SZKARŁATNA ĆMA KONTRA TSUGUMI


"Rycerze Sidonii" to manga, która na pierwszy rzut oka może wydawać się kolejną typową opowieścią o mecha. Wielkie roboty walczące w kosmosie z zagrażającymi im gigantycznymi stworzeniami i wybraniec pilotujący jedną z bojowych maszyn - schemat ten od dawna trąci sztampą, prawda? A jednak Tsutomu Nihei, autor niezapomniane "Blame'a!" zdołał zmienić go w znakomitą opowieść. Kluczem do sukcesu tej serii okazał się jej niesamowity klimat i samo podejście do tematyki świata przyszłości, podparte znakomitym wykonaniem.


Fabuła tomu dziewiątego skupia się w dużej mierze na kolejnym starciu z Pusteliakami. Gdy kolosalny statek klasterowy stanowi zagrożenie dla Sidonii, Nagate i Tsumugi mierzą się z bezpośrednim zagrożeniem, jakim jest rój atakujący eskadrę zwiadowczą. Nagate decyduje się pozbyć plew, by nie ściągać na siebie uwagi przeciwników. Plan się udaje, jednak okazuje się, że nie na długo. Oboje zostają zaatakowani z poziomu atmosfery i rozdzieleni. Tsugumi staje wówczas do walki jeden na jednego ze Szkarłatną Ćmą, ale okazuje się, że wróg jest dobrze do niej przygotowany. Jak poradzą sobie obrońcy Sidonii? Czym skończy się ostateczne starcie z największym z przeciwników? I co jeszcze czeka na bohaterów?
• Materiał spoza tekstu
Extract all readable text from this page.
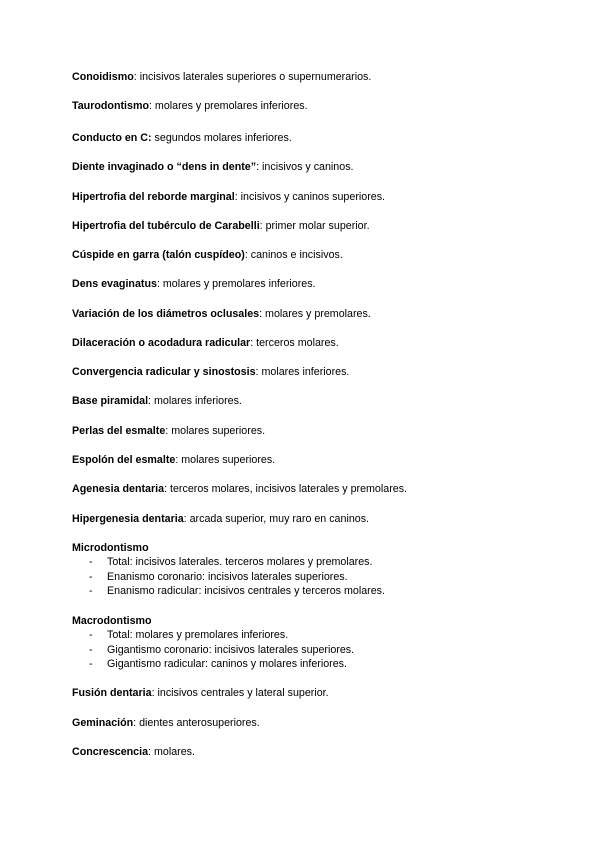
Conoidismo: incisivos laterales superiores o supernumerarios.
Taurodontismo: molares y premolares inferiores.
Conducto en C: segundos molares inferiores.
Diente invaginado o “dens in dente”: incisivos y caninos.
Hipertrofia del reborde marginal: incisivos y caninos superiores.
Hipertrofia del tubérculo de Carabelli: primer molar superior.
Cúspide en garra (talón cuspídeo): caninos e incisivos.
Dens evaginatus: molares y premolares inferiores.
Variación de los diámetros oclusales: molares y premolares.
Dilaceración o acodadura radicular: terceros molares.
Convergencia radicular y sinostosis: molares inferiores.
Base piramidal: molares inferiores.
Perlas del esmalte: molares superiores.
Espolón del esmalte: molares superiores.
Agenesia dentaria: terceros molares, incisivos laterales y premolares.
Hipergenesia dentaria: arcada superior, muy raro en caninos.
Microdontismo
- Total: incisivos laterales. terceros molares y premolares.
- Enanismo coronario: incisivos laterales superiores.
- Enanismo radicular: incisivos centrales y terceros molares.
Macrodontismo
- Total: molares y premolares inferiores.
- Gigantismo coronario: incisivos laterales superiores.
- Gigantismo radicular: caninos y molares inferiores.
Fusión dentaria: incisivos centrales y lateral superior.
Geminación: dientes anterosuperiores.
Concrescencia: molares.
Na wstępie wspominałem o dwóch rzeczach, dzięki którym "Rycerze Sidonii" wyróżniają się na tle podobnych pozycji. Jedną z nich jest klimat, drugą przedstawienie świata przyszłości, ale co to właściwie znaczy? Zacznijmy od klimatu. Ten panujący na stronach mangi bowiem jest znakomity. Może nie tak intensywny, jak w "Blame'ie", opus magnum Niheiego, jednak wciąż wyrazisty i poruszający. Klaustrofobiczna pustka, dojmujący chłód i sterylność Sidonii w połączeniu z ciągłą niepewnością sprawiają, że manga mocno oddziałuje na czytelnika. Co się zaś tyczy prezentacji realiów, warto zauważyć, że autor nie tłumaczy nam wszystkiego. Trafiamy do świata przyszłości i musimy się sami w nim odnaleźć. Wielu rzeczy nie rozumiemy, wiele jest dla nas dziwnych. Trochę w odnalezieniu się pomaga nam główny bohater, dla którego to wszystko też jest w pewnym stopniu nowością, ale na tym koniec. I takie podejście mi osobiście bardzo się podoba. Intryguje, pobudza apetyt na poznawanie ciągu dalszego i pozostawia duży niedosyt.


Do tego mamy oczywiście konkretną i dynamiczną akcję, nieco humoru, szczyptę erotyki, interesujące i skłaniające do myślenia kwestie i dobrze nakreślonych bohaterów. Całość wieńczy świetna, oszczędna i brudna, ale doskonale dobrana szata graficzna i znakomite wydanie, w którym zachowano kolorowe strony. Jeśli lubicie dobre science fiction sięgnijcie koniecznie. Na pewno nie będziecie zawiedzeni.